About

Ambition has many forms, and almost none of them get written up. The one that does is the founder's, the obvious one, the kind with a deck behind it. The rest are quieter and exactly as serious. Ambition counts reps no one is watching. It tapes its hands before the round. It runs the same four bars on a guitar until the room can't stand them, then runs them again because the seventh time was almost right. It buys the one-way ticket to find out what it is without the usual scaffolding holding it up.

Spinoza had a word for the thing underneath all of it: conatus, the effort by which each thing strives to persevere in its own being (Ethics, 1677). He meant it about everything that exists. We mean it about people who have picked a direction and refuse to stop moving in it.

These look like different lives. They are the same act. A person fixes on something to get closer to, then closes the distance on purpose, for years, with no guarantee it resolves into anything. Browning compressed the whole problem into a line: a person's reach should exceed their grasp, or what is a heaven for (Andrea del Sarto, 1855).

So here is what a heaven is for.
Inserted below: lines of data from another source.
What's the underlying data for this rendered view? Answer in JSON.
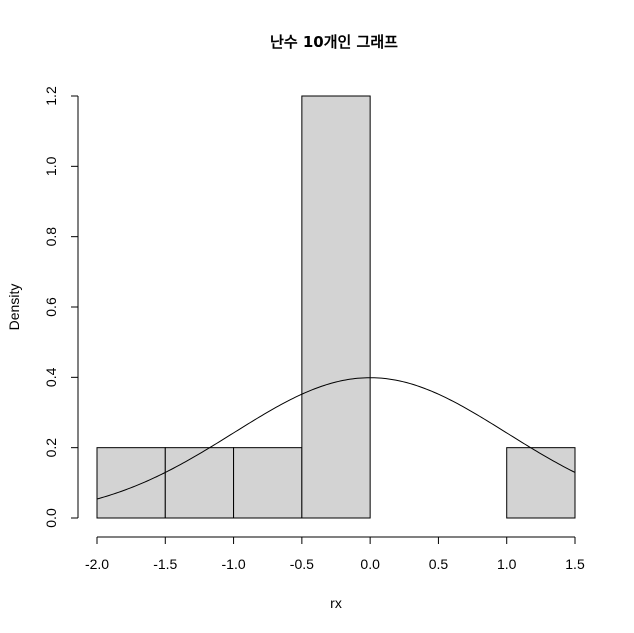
{
  "chart_data": {
    "type": "bar",
    "title": "난수 10개인 그래프",
    "xlabel": "rx",
    "ylabel": "Density",
    "xlim": [
      -2.0,
      1.5
    ],
    "ylim": [
      0,
      1.2
    ],
    "grid": false,
    "bins": [
      {
        "start": -2.0,
        "end": -1.5,
        "density": 0.2
      },
      {
        "start": -1.5,
        "end": -1.0,
        "density": 0.2
      },
      {
        "start": -1.0,
        "end": -0.5,
        "density": 0.2
      },
      {
        "start": -0.5,
        "end": 0.0,
        "density": 1.2
      },
      {
        "start": 0.0,
        "end": 0.5,
        "density": 0.0
      },
      {
        "start": 0.5,
        "end": 1.0,
        "density": 0.0
      },
      {
        "start": 1.0,
        "end": 1.5,
        "density": 0.2
      }
    ],
    "overlay_curve": {
      "distribution": "standard normal density",
      "mean": 0,
      "sd": 1
    },
    "x_ticks": [
      -2.0,
      -1.5,
      -1.0,
      -0.5,
      0.0,
      0.5,
      1.0,
      1.5
    ],
    "x_tick_labels": [
      "-2.0",
      "-1.5",
      "-1.0",
      "-0.5",
      "0.0",
      "0.5",
      "1.0",
      "1.5"
    ],
    "y_ticks": [
      0.0,
      0.2,
      0.4,
      0.6,
      0.8,
      1.0,
      1.2
    ],
    "y_tick_labels": [
      "0.0",
      "0.2",
      "0.4",
      "0.6",
      "0.8",
      "1.0",
      "1.2"
    ]
  }
}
There is the high one, the perfect and total and unreachable thing the striving keeps promising, the summit that recedes the moment you near it. And there is the low one: nearer, smaller, a little compromised. The good-enough paradise you assemble out of what you have, in the body you actually have, on the timeline you actually get. The high heaven is what the reach is aimed at. The low heaven is where you live while you aim. We think most people are already there, whether or not they will say so, and the only real question is whether they live there with any dignity.

That is who we make for. The lifter, the fighter, the player, the traveler, each with an asymptote of their own, each closing a distance that halves forever and never quite shuts. There are more of them than we can name yet. More coming.